We finally shared the news with our families at 10 weeks and at 11 weeks I had a little spotting which sent me into panic mode again.

Our 12 week ultrasound showed two, beautiful little babies... Baby B, was jumping all around and sweet Baby A was curled up.  They both looked perfect.

By 18 weeks I was really showing and once again the babies looked beautiful on the ultrasound.  Baby B, was more active and weighed 8oz.  Baby A, was more calm and weighed 7oz.

At 20 weeks the feeling of worry over losing the babies had started to lift.  We set up our registry, we ordered our cribs - we shared the news with everyone... even strangers.

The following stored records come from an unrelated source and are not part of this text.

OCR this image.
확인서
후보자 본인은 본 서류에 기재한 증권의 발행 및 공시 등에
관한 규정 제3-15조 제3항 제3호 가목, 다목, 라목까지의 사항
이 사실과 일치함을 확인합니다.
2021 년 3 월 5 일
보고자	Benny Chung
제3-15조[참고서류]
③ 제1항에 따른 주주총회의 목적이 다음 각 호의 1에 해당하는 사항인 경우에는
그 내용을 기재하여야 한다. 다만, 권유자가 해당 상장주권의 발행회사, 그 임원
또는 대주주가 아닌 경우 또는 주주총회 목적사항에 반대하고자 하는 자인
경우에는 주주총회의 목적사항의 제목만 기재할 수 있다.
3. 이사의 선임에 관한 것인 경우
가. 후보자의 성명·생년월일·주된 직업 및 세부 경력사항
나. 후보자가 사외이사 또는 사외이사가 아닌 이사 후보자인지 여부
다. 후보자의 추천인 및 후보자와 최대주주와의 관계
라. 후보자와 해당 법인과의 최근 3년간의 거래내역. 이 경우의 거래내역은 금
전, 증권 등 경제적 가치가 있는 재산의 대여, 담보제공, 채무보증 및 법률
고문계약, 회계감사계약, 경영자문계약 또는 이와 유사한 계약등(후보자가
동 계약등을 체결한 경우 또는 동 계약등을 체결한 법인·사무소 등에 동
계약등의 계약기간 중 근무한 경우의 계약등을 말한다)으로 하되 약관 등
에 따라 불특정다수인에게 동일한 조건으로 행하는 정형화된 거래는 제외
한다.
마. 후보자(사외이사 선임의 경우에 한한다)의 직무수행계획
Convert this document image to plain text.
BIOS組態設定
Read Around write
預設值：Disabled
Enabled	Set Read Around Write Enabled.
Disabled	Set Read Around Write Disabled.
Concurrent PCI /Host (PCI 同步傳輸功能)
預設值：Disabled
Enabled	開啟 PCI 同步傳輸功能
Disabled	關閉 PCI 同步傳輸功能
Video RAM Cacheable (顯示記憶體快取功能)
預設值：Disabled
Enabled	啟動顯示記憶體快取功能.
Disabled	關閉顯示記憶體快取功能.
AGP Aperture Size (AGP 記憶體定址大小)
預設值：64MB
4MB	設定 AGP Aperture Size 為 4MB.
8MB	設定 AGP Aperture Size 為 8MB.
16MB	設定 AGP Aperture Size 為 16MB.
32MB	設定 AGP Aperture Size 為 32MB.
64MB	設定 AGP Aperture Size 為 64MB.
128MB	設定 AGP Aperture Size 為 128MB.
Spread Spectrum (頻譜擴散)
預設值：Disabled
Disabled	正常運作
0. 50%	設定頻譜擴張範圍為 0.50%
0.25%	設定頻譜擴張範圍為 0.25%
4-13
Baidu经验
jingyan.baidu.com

At 21 weeks the doctor peeked at both babies and we saw their hearts beating away.  8 days later at our growth ultrasound we learned that Baby A had died. 

Since everyone knew, we worked to get the word out quickly and the support has been amazing.  Knowing that so many are thinking of us and praying for us has been a wonderful help.  On the other hand, that part can be difficult too.  I don't have a difficult time talking about what happened but sometimes after I've had to talk about it a few times in one day or break the news to someone else I feel heavy-hearted and I need to cry a little bit. 

The complexity of losing a baby and expecting a baby is challenging.  Baby B kicks and moves all day long.  Knowing that he/she is thriving makes us so happy and is just so exciting.  Still, it's very hard to know that there is another baby in there too... one who is much, much smaller now and being reabsorbed by my body.  Carrying these two babies together brings both complete joy and complete sadness - one feeling doesn't eclipse the other - just like one baby will never take the place of another.

Anyhow, today has just been rather difficult and I thought it might help to share my story. 

Our "Blueberry" is due 7/31/11!

Re: Baby A passed at 22 Weeks

  • I'm sorry for your loss.. It sounds like it would be a rollercoaster of emotions. Sending hugs your way!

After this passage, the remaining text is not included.